[ACCI-CAVIE] Just up a red dirt road, across an expanse of tall, dew-soaked weeds, bulldozers are hollowing out a yawning new canyon that is central to the world’s urgent race against global warming.
For more than a decade, the vast expanse of untouched land was controlled by an American company. Now a Chinese mining conglomerate has bought it, and is racing to retrieve its buried treasure: millions of tons of cobalt.
At 73, Kyahile Mangi has lived here long enough to predict the path ahead. Once the blasting starts, the walls of mud-brick homes will crack. Chemicals will seep into the river where women do laundry and dishes while worrying about hippo attacks. Soon a manager from the mine will announce that everyone needs to be relocated.
“We know our ground is rich,” said Mr. Mangi, a village chief who also knows residents will share little of the mine’s wealth.
This wooded stretch of southeast Democratic Republic of Congo, called Kisanfu, holds one of the largest and purest untapped reserves of cobalt in the world.
The gray metal, typically extracted from copper deposits, has historically been of secondary interest to miners. But demand is set to explode worldwide because it is used in electric-car batteries, helping them run longer without a charge.

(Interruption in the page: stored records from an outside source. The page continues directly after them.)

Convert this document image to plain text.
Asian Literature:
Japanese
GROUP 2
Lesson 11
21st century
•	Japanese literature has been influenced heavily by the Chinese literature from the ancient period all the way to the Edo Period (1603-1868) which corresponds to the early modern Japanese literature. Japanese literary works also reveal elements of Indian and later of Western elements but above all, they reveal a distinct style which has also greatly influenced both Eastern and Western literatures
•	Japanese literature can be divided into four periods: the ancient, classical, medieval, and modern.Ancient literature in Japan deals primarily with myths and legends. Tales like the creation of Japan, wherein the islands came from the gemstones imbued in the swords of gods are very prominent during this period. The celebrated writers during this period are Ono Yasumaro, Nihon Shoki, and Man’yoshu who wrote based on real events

Outsiders discovering — and exploiting — the natural resources of this impoverished Central African country are following a tired colonial-era pattern. The United States turned to Congo for uranium to help build the bombs dropped on Hiroshima and Nagasaki and then spent decades, and billions of dollars, seeking to protect its mining interests here.

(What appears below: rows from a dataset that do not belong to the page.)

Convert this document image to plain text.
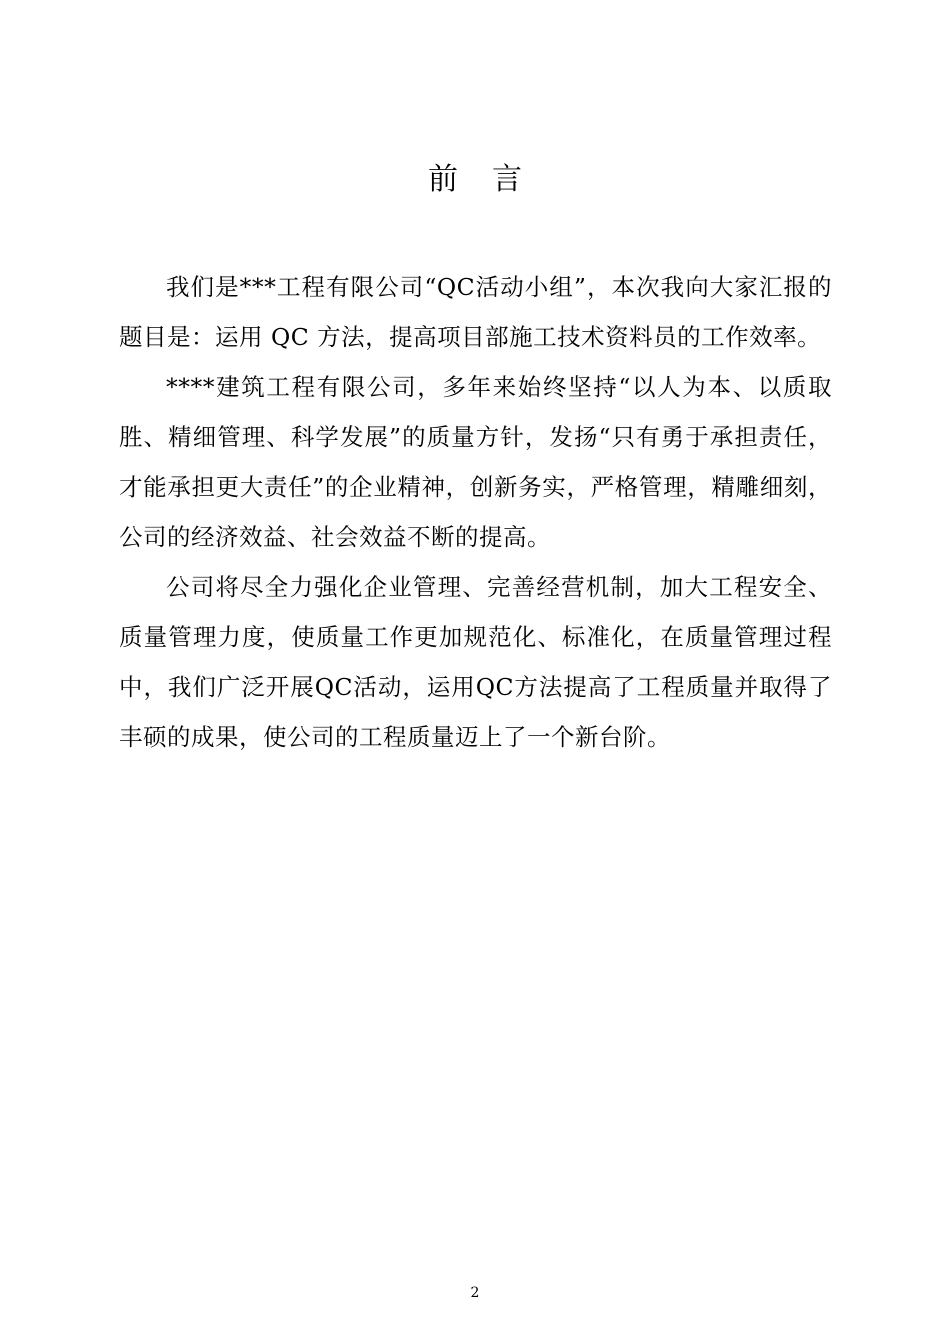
前言

我们是***工程有限公司“QC活动小组”，本次我向大家汇报的题目是：运用 QC 方法，提高项目部施工技术资料员的工作效率。

****建筑工程有限公司，多年来始终坚持“以人为本、以质取胜、精细管理、科学发展”的质量方针，发扬“只有勇于承担责任，才能承担更大责任”的企业精神，创新务实，严格管理，精雕细刻，公司的经济效益、社会效益不断的提高。

公司将尽全力强化企业管理、完善经营机制，加大工程安全、质量管理力度，使质量工作更加规范化、标准化，在质量管理过程中，我们广泛开展QC活动，运用QC方法提高了工程质量并取得了丰硕的成果，使公司的工程质量迈上了一个新台阶。

2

Now, with more than two-thirds of the world’s cobalt production coming from Congo, the country is once again taking center stage as major automakers commit to battling climate change by transitioning from gasoline-burning vehicles to battery-powered ones. The new automobiles rely on a host of minerals and metals often not abundant in the United States or the oil-rich Middle East, which sustained the last energy era.
But the quest for Congo’s cobalt has demonstrated how the clean energy revolution, meant to save the planet from perilously warming temperatures in an age of enlightened self-interest, is caught in a familiar cycle of exploitation, greed and gamesmanship that often puts narrow national aspirations above all else, an investigation by The New York Times found.
The Times dispatched reporters across three continents drawn into the competition for cobalt, a relatively obscure raw material that along with lithium, nickel and graphite has gained exceptional value in a world trying to set fossil fuels aside.
More than 100 interviews and thousands of pages of documents show that the race for cobalt has set off a power struggle in Congo, a storehouse of these increasingly prized resources, and lured foreigner’s intent on dominating the next epoch in global energy.
In particular, a rivalry between China and the United States could have far-reaching implications for the shared goal of safeguarding the earth. At least here in Congo, China is so far winning that contest, with both the Obama and Trump administrations having stood idly by as a company backed by the Chinese government bought two of the country’s largest cobalt deposits over the past five years.
As the significance of those purchases becomes clearer, China and the United States have entered a new “Great Game” of sorts. This past week, during a visit promoting electric vehicles at a General Motors factory in Detroit, President Biden acknowledged the United States had lost some ground. “We risked losing our edge as a nation, and China and the rest of the world are catching up,” he said. “Well, we’re about to turn that around in a big, big way.”